Blinc is that tool. An AI-powered pitch creation platform designed specifically for project managers and presenters, built on everything the research taught us about how practitioners actually work.
Dashboard
The home view surfaces what normally stays invisible: 12 active projects, 4 pitches generated per week, 37 hours saved per month, 218 generated elements. These metrics aren't decoration — they make the value of AI-assisted work concrete, which participants in our research consistently undersold when describing their own productivity.
Creating a pitch
The creation flow starts with a natural language description — the PM describes the pitch in their own words, as if briefing a colleague. From there, every meaningful decision stays human:
- Audience — Stakeholder / Investor / Board of Directors / Internal team / Client
- Tone — Trustworthy / Visionary / Analytical / Warm
- Length — 6 / 9 / 12 / 18 slides
- Background material — upload documents, data exports, or context files
This setup was deliberate and direct from our research. Every creative decision — audience, tone, structure, intent — remains with the PM. The AI executes; the PM directs.
The generation process
Rather than a spinner, Blinc shows exactly what it's doing: parsing the prompt, building narrative structure (Hook → Problem → Insight → Solution → Ask), sketching visual direction, generating slide titles, composing elements, finalizing the draft. Transparency here was a direct response to our finding that trust in AI output is closely tied to understanding how it arrived at its answers.
Slide editor
The final editor is where the PM takes full control: adjust layouts, switch themes, add animations, chat with the AI assistant for targeted revisions, or generate ambient audio for the presentation. The goal was to make editing feel like creative direction — not damage control on something you didn't make.
Learnings
This was the most research-intensive project I've worked on — and the most personally resonant. Eight conversations about professional pride, authenticity, and what it means to be good at something when a machine is getting better at it too. That changed how I think about designing for AI.

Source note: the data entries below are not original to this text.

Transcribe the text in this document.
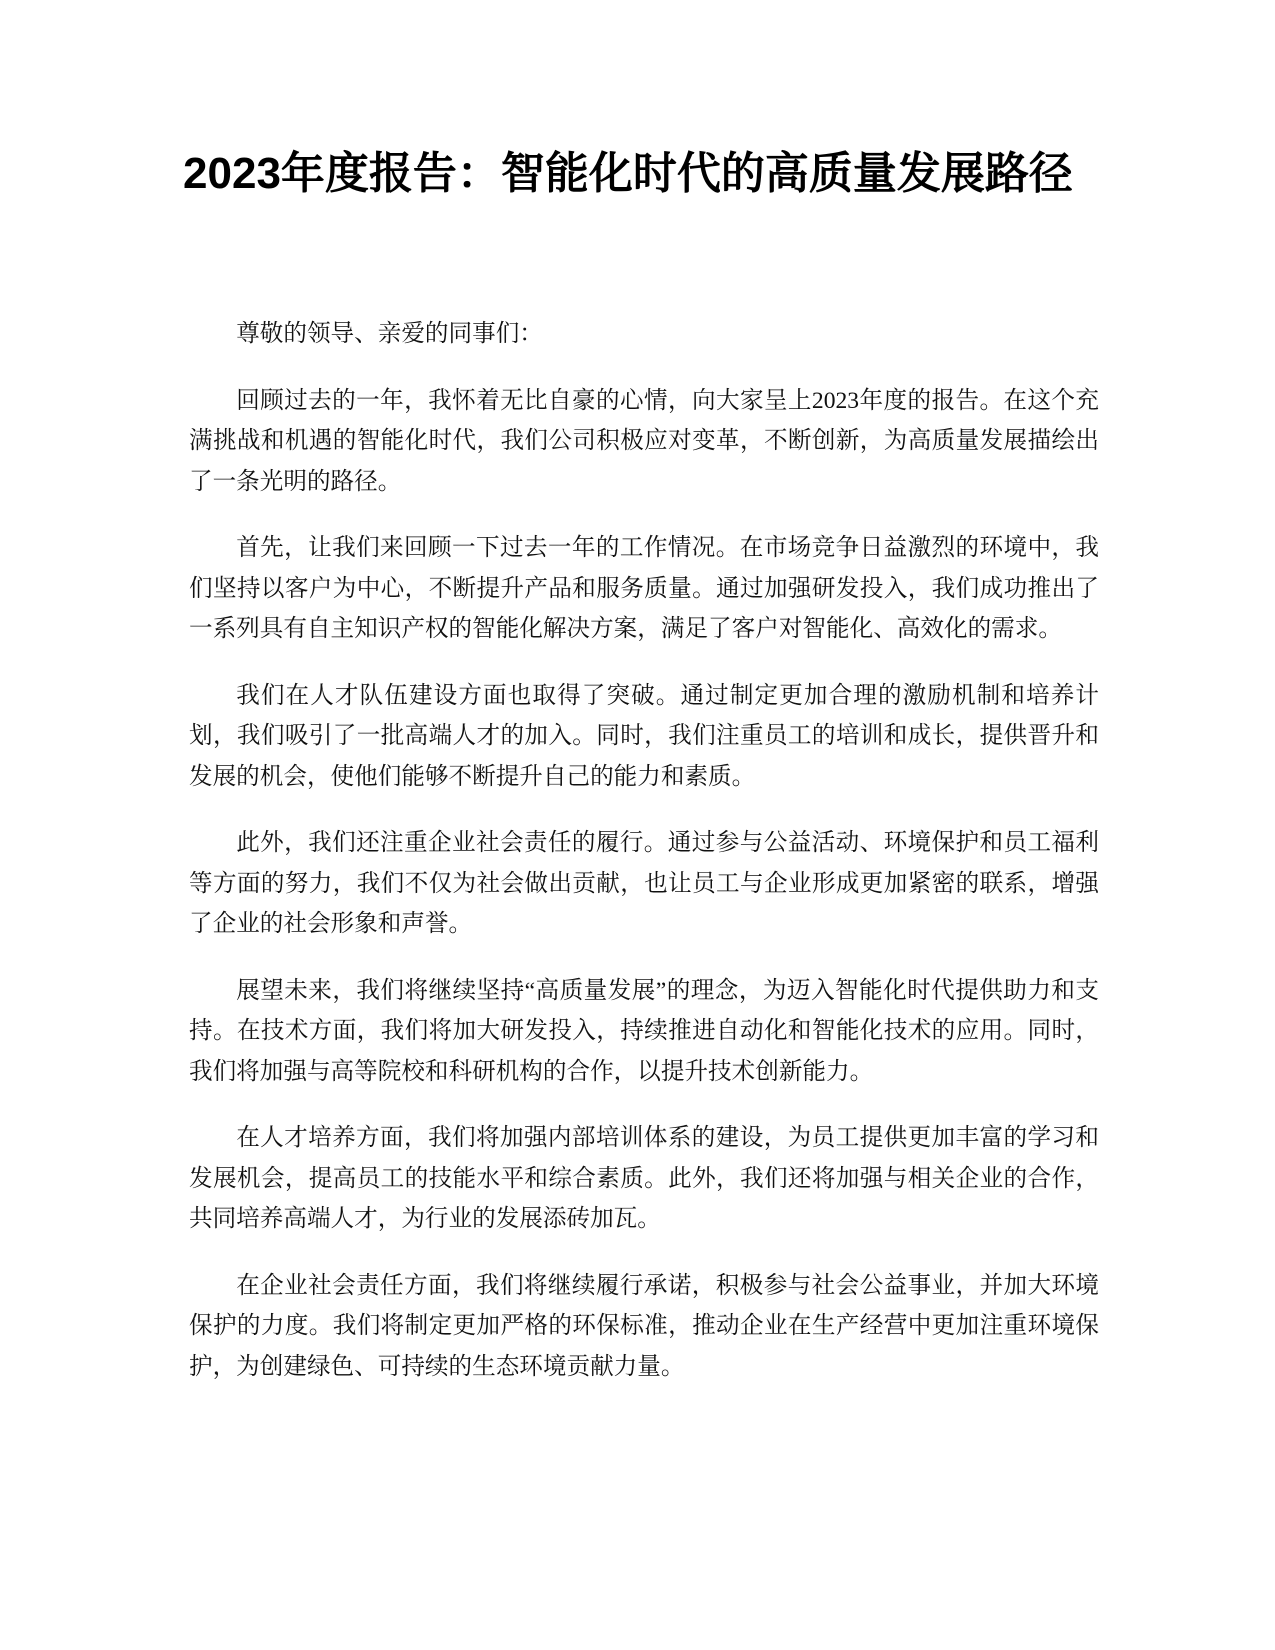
2023年度报告：智能化时代的高质量发展路径

尊敬的领导、亲爱的同事们：

回顾过去的一年，我怀着无比自豪的心情，向大家呈上2023年度的报告。在这个充满挑战和机遇的智能化时代，我们公司积极应对变革，不断创新，为高质量发展描绘出了一条光明的路径。

首先，让我们来回顾一下过去一年的工作情况。在市场竞争日益激烈的环境中，我们坚持以客户为中心，不断提升产品和服务质量。通过加强研发投入，我们成功推出了一系列具有自主知识产权的智能化解决方案，满足了客户对智能化、高效化的需求。

我们在人才队伍建设方面也取得了突破。通过制定更加合理的激励机制和培养计划，我们吸引了一批高端人才的加入。同时，我们注重员工的培训和成长，提供晋升和发展的机会，使他们能够不断提升自己的能力和素质。

此外，我们还注重企业社会责任的履行。通过参与公益活动、环境保护和员工福利等方面的努力，我们不仅为社会做出贡献，也让员工与企业形成更加紧密的联系，增强了企业的社会形象和声誉。

展望未来，我们将继续坚持“高质量发展”的理念，为迈入智能化时代提供助力和支持。在技术方面，我们将加大研发投入，持续推进自动化和智能化技术的应用。同时，我们将加强与高等院校和科研机构的合作，以提升技术创新能力。

在人才培养方面，我们将加强内部培训体系的建设，为员工提供更加丰富的学习和发展机会，提高员工的技能水平和综合素质。此外，我们还将加强与相关企业的合作，共同培养高端人才，为行业的发展添砖加瓦。

在企业社会责任方面，我们将继续履行承诺，积极参与社会公益事业，并加大环境保护的力度。我们将制定更加严格的环保标准，推动企业在生产经营中更加注重环境保护，为创建绿色、可持续的生态环境贡献力量。
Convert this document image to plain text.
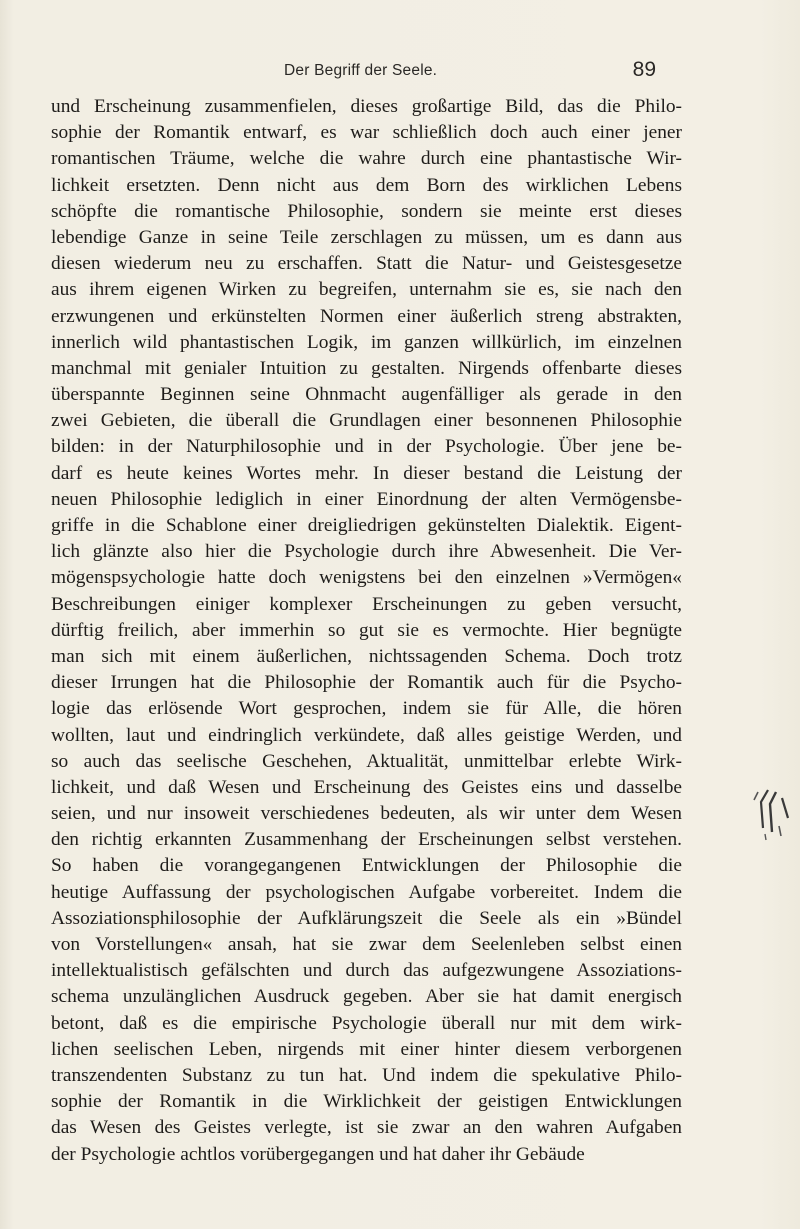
Der Begriff der Seele.	89
und Erscheinung zusammenfielen, dieses großartige Bild, das die Philo-
sophie der Romantik entwarf, es war schließlich doch auch einer jener
romantischen Träume, welche die wahre durch eine phantastische Wir-
lichkeit ersetzten. Denn nicht aus dem Born des wirklichen Lebens
schöpfte die romantische Philosophie, sondern sie meinte erst dieses
lebendige Ganze in seine Teile zerschlagen zu müssen, um es dann aus
diesen wiederum neu zu erschaffen. Statt die Natur- und Geistesgesetze
aus ihrem eigenen Wirken zu begreifen, unternahm sie es, sie nach den
erzwungenen und erkünstelten Normen einer äußerlich streng abstrakten,
innerlich wild phantastischen Logik, im ganzen willkürlich, im einzelnen
manchmal mit genialer Intuition zu gestalten. Nirgends offenbarte dieses
überspannte Beginnen seine Ohnmacht augenfälliger als gerade in den
zwei Gebieten, die überall die Grundlagen einer besonnenen Philosophie
bilden: in der Naturphilosophie und in der Psychologie. Über jene be-
darf es heute keines Wortes mehr. In dieser bestand die Leistung der
neuen Philosophie lediglich in einer Einordnung der alten Vermögensbe-
griffe in die Schablone einer dreigliedrigen gekünstelten Dialektik. Eigent-
lich glänzte also hier die Psychologie durch ihre Abwesenheit. Die Ver-
mögenspsychologie hatte doch wenigstens bei den einzelnen »Vermögen«
Beschreibungen einiger komplexer Erscheinungen zu geben versucht,
dürftig freilich, aber immerhin so gut sie es vermochte. Hier begnügte
man sich mit einem äußerlichen, nichtssagenden Schema. Doch trotz
dieser Irrungen hat die Philosophie der Romantik auch für die Psycho-
logie das erlösende Wort gesprochen, indem sie für Alle, die hören
wollten, laut und eindringlich verkündete, daß alles geistige Werden, und
so auch das seelische Geschehen, Aktualität, unmittelbar erlebte Wirk-
lichkeit, und daß Wesen und Erscheinung des Geistes eins und dasselbe
seien, und nur insoweit verschiedenes bedeuten, als wir unter dem Wesen
den richtig erkannten Zusammenhang der Erscheinungen selbst verstehen.
So haben die vorangegangenen Entwicklungen der Philosophie die
heutige Auffassung der psychologischen Aufgabe vorbereitet. Indem die
Assoziationsphilosophie der Aufklärungszeit die Seele als ein »Bündel
von Vorstellungen« ansah, hat sie zwar dem Seelenleben selbst einen
intellektualistisch gefälschten und durch das aufgezwungene Assoziations-
schema unzulänglichen Ausdruck gegeben. Aber sie hat damit energisch
betont, daß es die empirische Psychologie überall nur mit dem wirk-
lichen seelischen Leben, nirgends mit einer hinter diesem verborgenen
transzendenten Substanz zu tun hat. Und indem die spekulative Philo-
sophie der Romantik in die Wirklichkeit der geistigen Entwicklungen
das Wesen des Geistes verlegte, ist sie zwar an den wahren Aufgaben
der Psychologie achtlos vorübergegangen und hat daher ihr Gebäude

The core lesson: technology rarely changes what people fundamentally want. The project managers we spoke to still wanted to feel capable, trusted, and in control of their work. A well-designed AI tool doesn't threaten that — it amplifies it. The failure mode is building something that makes the person feel like a passenger. The success mode is building something that makes them feel more skilled.
Practically: working across qualitative research and UX design in the same project clarified something I'd suspected — the most useful design decisions come from understanding what people are trying to protect, not just what they're trying to do.